FabFilter User Forum

Probabilistic XLFO?

One feature I find myself craving often in the Timeless/Saturn/Volcano modulation system is an intuitive way to make things toggle between 2 set values in a probabilistic way.

An example: I want Timeless Wet Level turned off most of the time, but I want a 10% chance on every quarter note for the Wet Level to be turned fully on.

There are unintuitive ways to kinda get close, like making 1 XLFO represent the 2 set values, and another randomizing XLFO move the Phase Offset of the first XLFO, but this takes a lot of fiddling to get into the ballpark that a specialized "XLFO-Probability" or "Probability-Gate" would accomplish in a few seconds, and it has some limitations I am not sure how to get around (like the first XLFO can not have a speed of zero so it also is constantly moving at least at a slow speed).

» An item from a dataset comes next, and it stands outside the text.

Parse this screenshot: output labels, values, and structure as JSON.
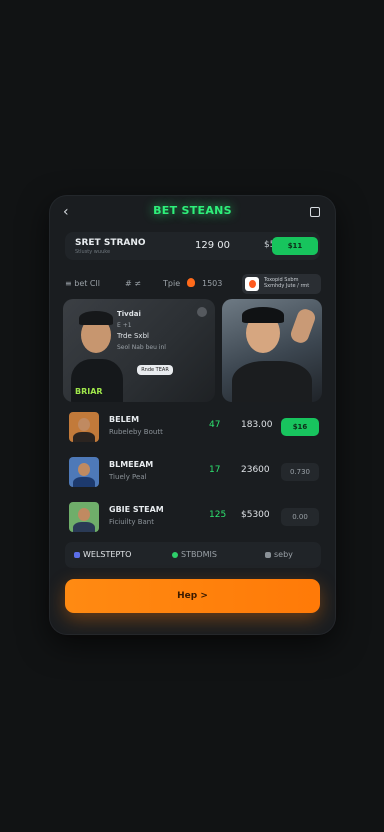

Is there a more clever way to accomplish my goal?

If not, could you add this to your list of features to consider in the future? As an example of a decent implementation, Unfiltered Audio Lion includes a "Probability Gate" option in its modulation system.

Thank you.

Beaker

I completely the XLFO section has some major limitations as soon as you deal with randomness. While that was fine when modulating a delay or saturator, this becomes very limiting when modulating an actual synthesizer like Twin 3.

My main grips are:

1. You cannot quantize values as you said. It's common to want to constrain values to a musical scale or to some integers value

Solution: Allow XLFO values to be constrained to some values.

2. You cannot have a random value between 0 and 1
You cannot have a heat beat whose beat is random between 0 and 1.
You either have to use the -1 as the base, which is unnatural because you have to adjust the base value of the target, which sucks because when to continually adjust it as you tweak the amount of modulation
You have to use sliders to compensate but then it either skews the value, or it skews the distribution of the value. And more importantly it gets super confusing very quickly.

Solution: Allow XLFO values to be folded.


3. You cannot shape the distribution of random values. It's pretty common that you don't want the higher values be as frequent as the lower values.

Solution: Allow XLFO values to be expanded or compressed.

Conclusion: I would really encourage you to check the modulation section of Hive 2 by U-He (specifically the rectify, curve and quantize functions). This would make the overall XLFO section much easier to work with when dealing with randomness without making XLFO harder to deal with in simple cases.